Occasionally, you will be designing an electronic project, and there will be a need to to measure the current being drawn by a particular section, or even the whole thing. When designing, prototyping, or even testing the design you can use a calibrated multimeter. In the field though, or inside a real product, how can you monitor current.
A very popular way is to use a very low value power resistor in series with the load you want to measure. As current flows through it it will induce an e.m.f (voltage) across the resistor. This resistor voltage can then be measured by an ADC in a microcontroller. The value will be linearly proportional to the current running through it. Using Ohm's law you can deduce that the voltage across the the resistor is equal to the current x resistance. As the resistor may be slightly off, the device might need calibration.

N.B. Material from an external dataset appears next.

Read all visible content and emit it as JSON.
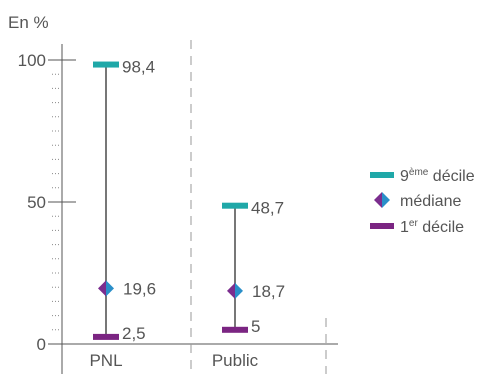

An issue with this though, you want the minimum voltage drop possible across the resistor. This reduces power loss, and minimises the effect you will have on the load. For this reason a very small resistor needs to be used. There are plenty of resistors out there for this purpose, known as shunt or sense resistors. This tiny voltage could be as small as 0.1v, or maybe even lower, way too small for a standard ADC to pick up reliably. For this reason There is a need for an amplifier, to multiply this voltage by 20 or 50 times. This enables the swing to be measured across the range of the ADC. So if you have a 5v ADC, and the maximum voltage across the resistor will be 0.1v, the amplifier will need to have a gain of 50. There are two main categories of current sensors like this, High side and Low side.
The above image shows the basic configuration of these two types of measurement. The difference is based off on the location of the sense resistor. Low side sensing is between load and ground, with high side sensing between power and the load. It shouldn't make much difference, the voltage across the Sense resistor will always be the same.
One reason for not using the the low side method is for the fact it is based off the ground reference. If anything between the power and the high side of the load is shorted, the current sensor wont pick it up. It is just one thing thing that you can't then implement into your design.
Also be careful when choosing the amplifier and the resistors you intend to use. There are many amplifiers on the market designed for this specific purpose. The TSC101 is an amplifier I recently included in a project, for this exact purpose. A high side current sensor, with a precision trimmed preset gain of either 20, 50, or 100. Adding in a laser precision trimmed power resistor to this, and there is an output for a microcontroller, a very simple current sensing application. for less than £2 in your application.